Regular readers of What If Post probably won’t find this all that shocking, but The Los Angeles Times reports on two recent studies which find that families’ health costs have risen while coverage fell.
First, according to a survey by the nonprofit Commonwealth Fund:
An estimated 29 million adults who had health insurance lacked adequate coverage in 2010, leaving them exposed to medical expenses such as high deductibles that they couldn’t afford.
That is up from 16 million underinsured people in 2003, the survey found, underscoring the rising burden that insurance plans are placing on consumers as the industry raises required co-pays and deductibles.
Combine that with an increasing number of workers who have lost coverage, and that’s 44% of U.S. adults who were uninsured or underinsured last year.
Meanwhile, a study by the Rand Corporation found that:
The typical family of four with employer-based coverage saw its total monthly healthcare tab almost double between 1999 and 2009 — from $805 to $1,420.
Over the same period, total monthly income grew only 30%, barely keeping pace with inflation, which pushed up prices 29% over the decade.
“Even a typical family with employer-provided insurance is just barely treading water,” said David Auerbach, the lead author of the study, also published in Health Affairs.

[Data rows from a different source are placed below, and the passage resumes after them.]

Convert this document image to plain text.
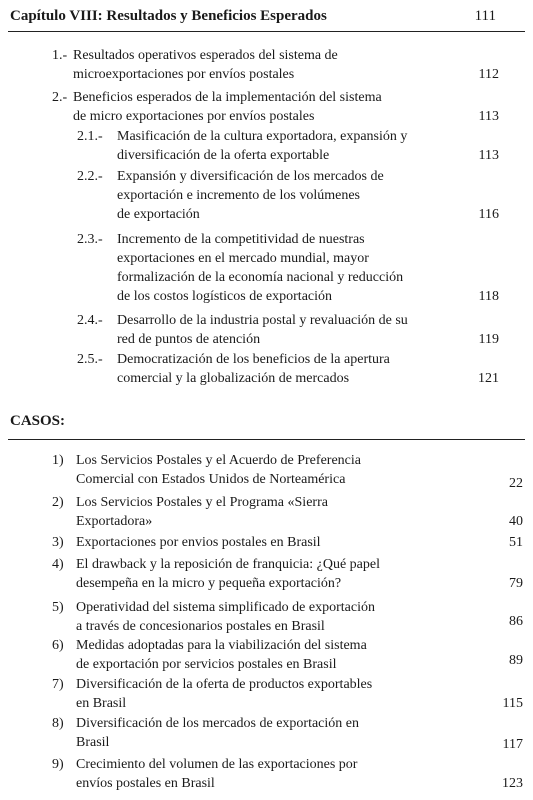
Capítulo VIII: Resultados y Beneficios Esperados	111
1.- Resultados operativos esperados del sistema de
microexportaciones por envíos postales	112
2.- Beneficios esperados de la implementación del sistema
de micro exportaciones por envíos postales	113
2.1.- Masificación de la cultura exportadora, expansión y
diversificación de la oferta exportable	113
2.2.- Expansión y diversificación de los mercados de
exportación e incremento de los volúmenes
de exportación	116
2.3.- Incremento de la competitividad de nuestras
exportaciones en el mercado mundial, mayor
formalización de la economía nacional y reducción
de los costos logísticos de exportación	118
2.4.- Desarrollo de la industria postal y revaluación de su
red de puntos de atención	119
2.5.- Democratización de los beneficios de la apertura
comercial y la globalización de mercados	121
CASOS:
1) Los Servicios Postales y el Acuerdo de Preferencia
Comercial con Estados Unidos de Norteamérica	22
2) Los Servicios Postales y el Programa «Sierra
Exportadora»	40
3) Exportaciones por envios postales en Brasil	51
4) El drawback y la reposición de franquicia: ¿Qué papel
desempeña en la micro y pequeña exportación?	79
5) Operatividad del sistema simplificado de exportación
a través de concesionarios postales en Brasil	86
6) Medidas adoptadas para la viabilización del sistema
de exportación por servicios postales en Brasil	89
7) Diversificación de la oferta de productos exportables
en Brasil	115
8) Diversificación de los mercados de exportación en
Brasil	117
9) Crecimiento del volumen de las exportaciones por
envíos postales en Brasil	123
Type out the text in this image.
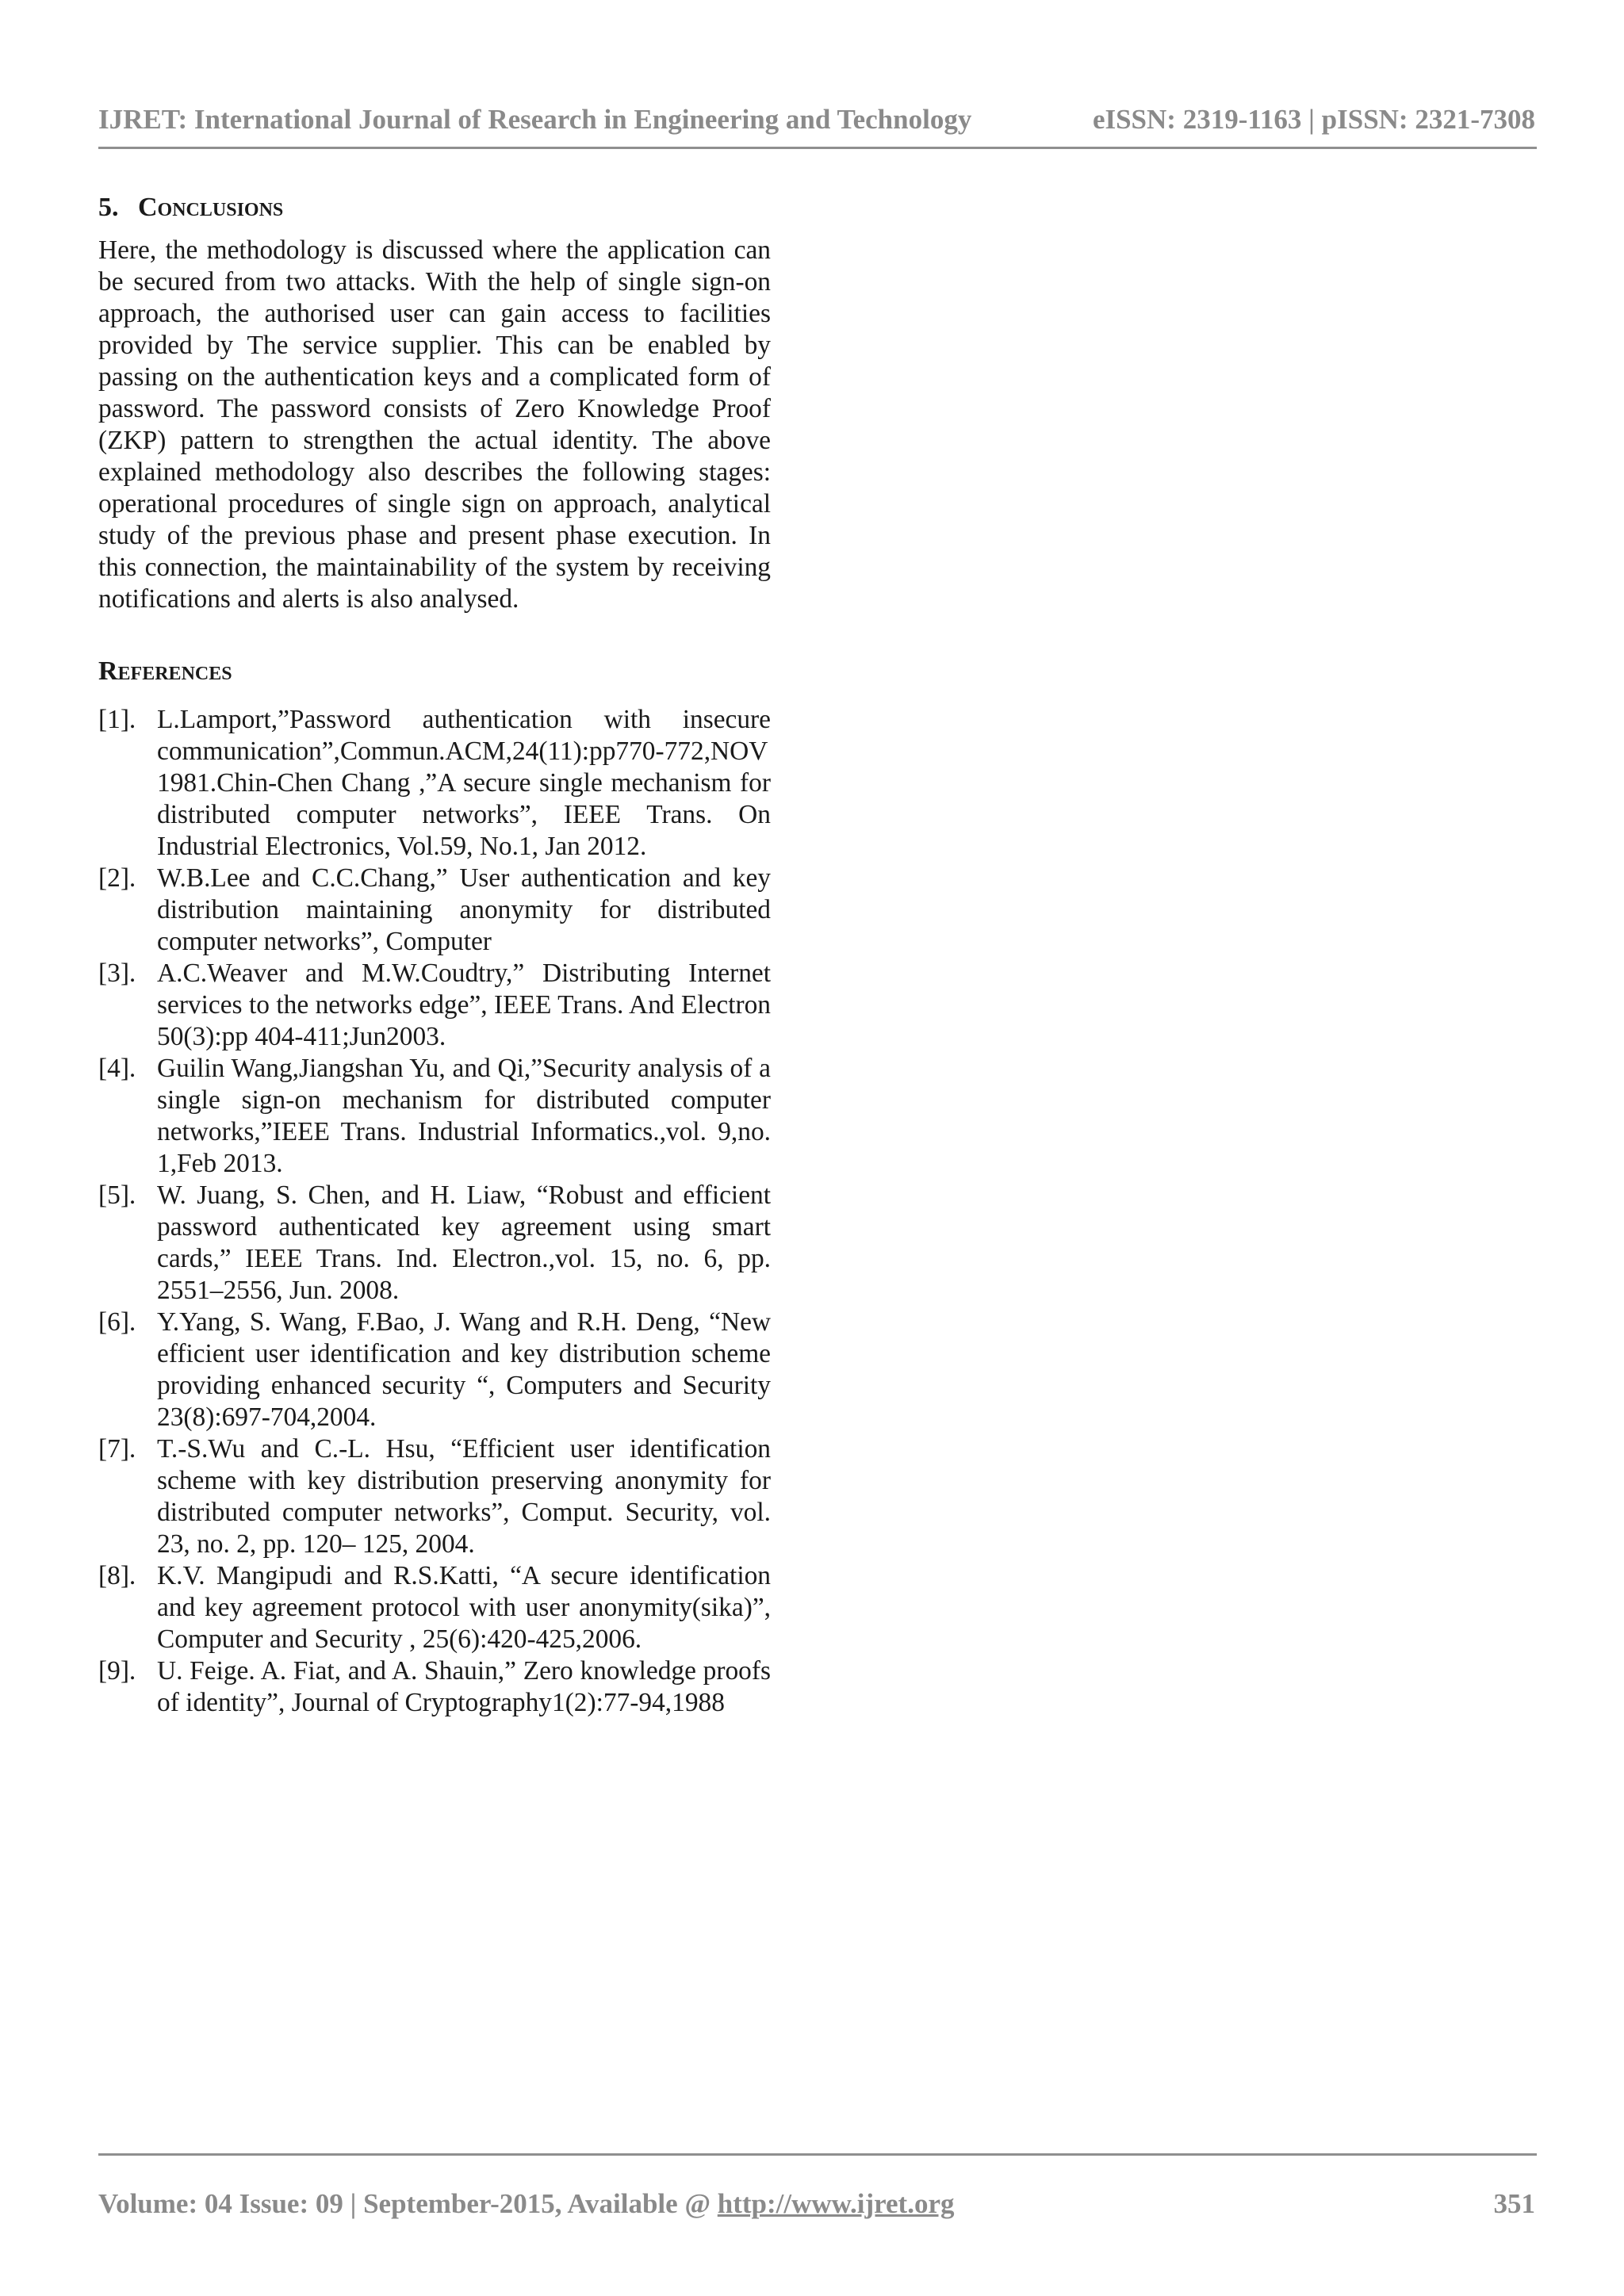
IJRET: International Journal of Research in Engineering and Technology	eISSN: 2319-1163 | pISSN: 2321-7308
5. Conclusions

Here, the methodology is discussed where the application can be secured from two attacks. With the help of single sign-on approach, the authorised user can gain access to facilities provided by The service supplier. This can be enabled by passing on the authentication keys and a complicated form of password. The password consists of Zero Knowledge Proof (ZKP) pattern to strengthen the actual identity. The above explained methodology also describes the following stages: operational procedures of single sign on approach, analytical study of the previous phase and present phase execution. In this connection, the maintainability of the system by receiving notifications and alerts is also analysed.

References
[1]. L.Lamport,”Password authentication with insecure communication”,Commun.ACM,24(11):pp770-772,NOV 1981.Chin-Chen Chang ,”A secure single mechanism for distributed computer networks”, IEEE Trans. On Industrial Electronics, Vol.59, No.1, Jan 2012.
[2]. W.B.Lee and C.C.Chang,” User authentication and key distribution maintaining anonymity for distributed computer networks”, Computer
[3]. A.C.Weaver and M.W.Coudtry,” Distributing Internet services to the networks edge”, IEEE Trans. And Electron 50(3):pp 404-411;Jun2003.
[4]. Guilin Wang,Jiangshan Yu, and Qi,”Security analysis of a single sign-on mechanism for distributed computer networks,”IEEE Trans. Industrial Informatics.,vol. 9,no. 1,Feb 2013.
[5]. W. Juang, S. Chen, and H. Liaw, “Robust and efficient password authenticated key agreement using smart cards,” IEEE Trans. Ind. Electron.,vol. 15, no. 6, pp. 2551–2556, Jun. 2008.
[6]. Y.Yang, S. Wang, F.Bao, J. Wang and R.H. Deng, “New efficient user identification and key distribution scheme providing enhanced security “, Computers and Security 23(8):697-704,2004.
[7]. T.-S.Wu and C.-L. Hsu, “Efficient user identification scheme with key distribution preserving anonymity for distributed computer networks”, Comput. Security, vol. 23, no. 2, pp. 120– 125, 2004.
[8]. K.V. Mangipudi and R.S.Katti, “A secure identification and key agreement protocol with user anonymity(sika)”, Computer and Security , 25(6):420-425,2006.
[9]. U. Feige. A. Fiat, and A. Shauin,” Zero knowledge proofs of identity”, Journal of Cryptography1(2):77-94,1988
Volume: 04 Issue: 09 | September-2015, Available @ http://www.ijret.org	351
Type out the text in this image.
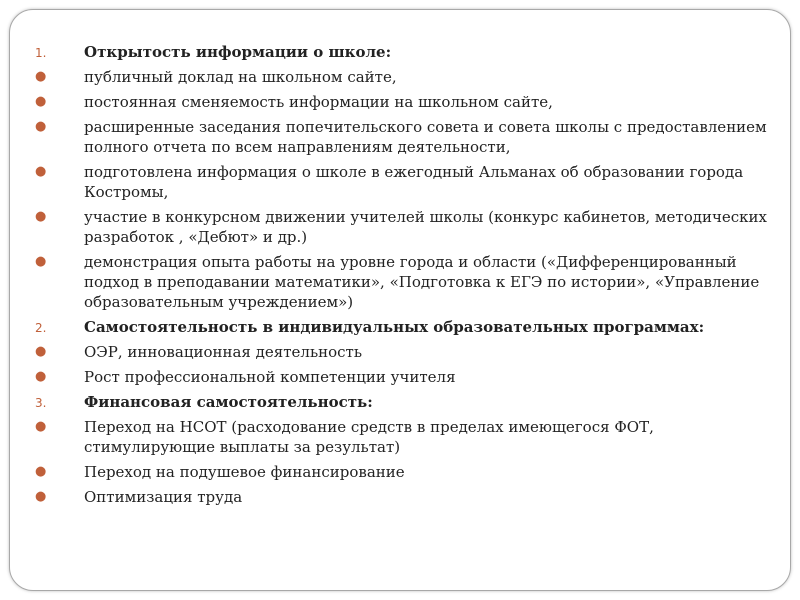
1.	Открытость информации о школе:
●	публичный доклад на школьном сайте,
●	постоянная сменяемость информации на школьном сайте,
●	расширенные заседания попечительского совета и совета школы с предоставлением полного отчета по всем направлениям деятельности,
●	подготовлена информация о школе в ежегодный Альманах об образовании города Костромы,
●	участие в конкурсном движении учителей школы (конкурс кабинетов, методических разработок , «Дебют» и др.)
●	демонстрация опыта работы на уровне города и области («Дифференцированный подход в преподавании математики», «Подготовка к ЕГЭ по истории», «Управление образовательным учреждением»)
2.	Самостоятельность в индивидуальных образовательных программах:
●	ОЭР, инновационная деятельность
●	Рост профессиональной компетенции учителя
3.	Финансовая самостоятельность:
●	Переход на НСОТ (расходование средств в пределах имеющегося ФОТ, стимулирующие выплаты за результат)
●	Переход на подушевое финансирование
●	Оптимизация труда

Ugh. But there was at least one bit of good news about insurance coverage in the last week. Census figures report that the number of 18-24 year olds without insurance actually decreased from 2009 to 2010, which is the opposite of what happened for every other age group:
Nobody can be certain why right now, but The New Republic’s Jonathan Cohn points out that circumstantial evidence suggests very strongly that the Affordable Care Act is the primary reason:
Remember, one of the first provisions to take effect was a requirement that insurers allow young adults, up to age 26, to stay on their parents’ policies if employer-sponsored insurance is not available. Even though that requirement didn’t kick in until the fall, several insurers began offering such coverage earlier, in anticipation of the new rule. Media reports, like this one from Kaiser Health News, have suggested large numbers of young people are signing up for the newly available coverage, even more quickly than the government had anticipated.
Of course, the young adult provision is just one small part of the new health care law. The really big increases in insurance coverage won’t happen until 2014, when Medicaid expands to cover a much larger proportion of the low-income population and the federal government begins offering subsidies, plus the opportunity to buy regulated coverage through new insurance exchanges, to middle class people who can’t get employer coverage.
So there is some light at the end of the tunnel for the growing number of uninsured and uninsured.